Market Segmentation: Focus on the Hot Spots
Aaron Ross of Build a Sales Machine blog fame, wrote an insightful post, "The Fatal Mistake Boards & VP Sales Will Make in 2008 Planning", a couple of days ago. In this post he contends that hiring more sales people will not help you hit your revenue bogey, mainly because sales guys are not good prospectors and don’t necessarily help grow the pipeline. I agree – good sales people are farmers, not hunters. It is up to marketing to find the fertile lands for sales to farm. This hunting should be accomplished with data and a scientific approach to market segmentation.
Along with the return to financial restraint in the high tech market comes a rekindled focus on solid business fundamentals, namely building and selling great products. In this levelheaded environment, companies must place an added importance on reducing their sales and marketing costs to strengthen the bottom line, and collapsing their sales cycle to speed time to revenue. In order to accomplish both, companies must be extremely diligent in their market segmentation efforts, identifying the spaces where they’re likely to find the best prospects, and focusing their sales and marketing dollars on real opportunities.

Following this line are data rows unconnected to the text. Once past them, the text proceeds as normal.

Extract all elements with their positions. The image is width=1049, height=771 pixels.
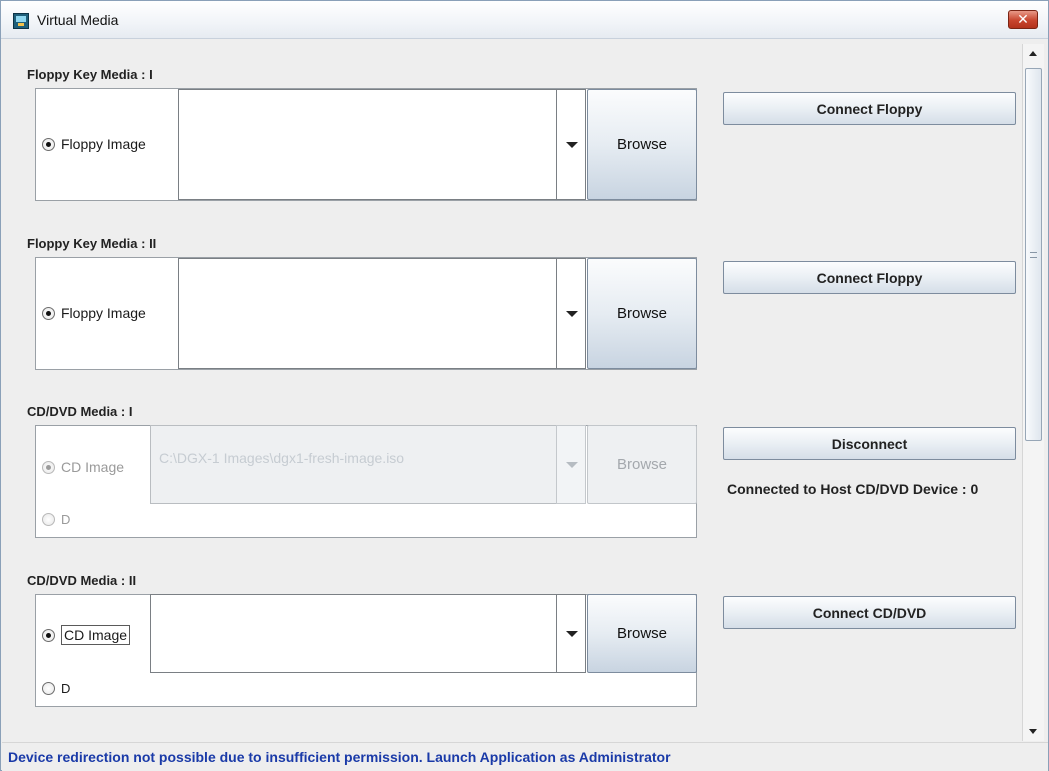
cd-1-image-radio[interactable] bbox=[42, 460, 55, 474]
cd-2-drive-radio-row[interactable]: D bbox=[42, 681, 70, 696]
floppy-2-connect-button[interactable]: Connect Floppy bbox=[723, 261, 1016, 294]
cd-2-drive-radio[interactable] bbox=[42, 682, 55, 695]
cd-1-panel: CD Image D C:\DGX-1 Images\dgx1-fresh-im… bbox=[35, 425, 697, 538]
floppy-2-image-radio-row[interactable]: Floppy Image bbox=[42, 305, 146, 321]
close-button[interactable]: ✕ bbox=[1008, 10, 1038, 29]
floppy-2-image-combo[interactable] bbox=[178, 258, 586, 369]
virtual-media-app-icon bbox=[13, 13, 29, 29]
cd-2-drive-label: D bbox=[61, 681, 71, 696]
floppy-1-connect-button[interactable]: Connect Floppy bbox=[723, 92, 1016, 125]
floppy-1-browse-button[interactable]: Browse bbox=[587, 89, 697, 200]
floppy-2-dropdown-arrow-icon[interactable] bbox=[556, 258, 586, 369]
cd-2-section-label: CD/DVD Media : II bbox=[27, 573, 137, 588]
cd-1-browse-button[interactable]: Browse bbox=[587, 425, 697, 504]
floppy-1-image-radio-row[interactable]: Floppy Image bbox=[42, 136, 146, 152]
scroll-down-arrow-icon[interactable] bbox=[1023, 721, 1044, 741]
cd-2-connect-button[interactable]: Connect CD/DVD bbox=[723, 596, 1016, 629]
floppy-2-browse-button[interactable]: Browse bbox=[587, 258, 697, 369]
floppy-2-panel: Floppy Image Browse bbox=[35, 257, 697, 370]
title-bar: Virtual Media ✕ bbox=[1, 1, 1048, 39]
cd-2-image-combo[interactable] bbox=[150, 594, 586, 673]
floppy-1-panel: Floppy Image Browse bbox=[35, 88, 697, 201]
cd-1-drive-label: D bbox=[61, 512, 71, 527]
cd-2-dropdown-arrow-icon[interactable] bbox=[556, 594, 586, 673]
floppy-1-image-radio[interactable] bbox=[42, 137, 55, 151]
floppy-1-image-combo[interactable] bbox=[178, 89, 586, 200]
floppy-2-image-label: Floppy Image bbox=[61, 305, 146, 321]
floppy-1-image-label: Floppy Image bbox=[61, 136, 146, 152]
window-title: Virtual Media bbox=[37, 12, 119, 28]
cd-1-dropdown-arrow-icon[interactable] bbox=[556, 425, 586, 504]
cd-1-drive-radio-row[interactable]: D bbox=[42, 512, 70, 527]
floppy-1-dropdown-arrow-icon[interactable] bbox=[556, 89, 586, 200]
cd-2-image-label: CD Image bbox=[61, 625, 131, 645]
cd-1-connection-status: Connected to Host CD/DVD Device : 0 bbox=[727, 481, 979, 497]
cd-1-disconnect-button[interactable]: Disconnect bbox=[723, 427, 1016, 460]
scroll-up-arrow-icon[interactable] bbox=[1023, 44, 1044, 64]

In order to effectively segment a market, first determine the measurable attributes that help match a prospect’s needs with a company’s solution — increasing the odds of winning. Such attributes include a prospect’s size, vertical market space, and current infrastructure. For example, a developer of high end storage backup software may be most interested in targeting Global 2000 enterprises in the financial and manufacturing industries that have already deployed a storage area network (SAN).
Once these attributes are identified, characterized and prioritized, the next step is to determine the areas of overlap between each attribute to establish "hot spots," niches that embody the desired prospect profile. A Venn diagram, as depicted below, is often useful as a visual representation for these hot spots. By assigning a ranking to each area of overlap, where the highest ranking represents the intersection of every key attribute, it is easy to see where sales and marketing resources are best allocated.

By maintaining an ongoing market segmentation effort, companies can target the prospects that are most apt to purchase their products and services, and align sales and marketing strategies to best appeal to market hot spots. Using these hot spots as a guide, lead generation becomes more focused, prospect qualification is faster, fruitless sales meetings are avoided, and budgets go further. Additionally, by measuring each new customer based on the attributes set forth in the market segmentation effort, companies can audit their hot spots and adjust their strategies accordingly.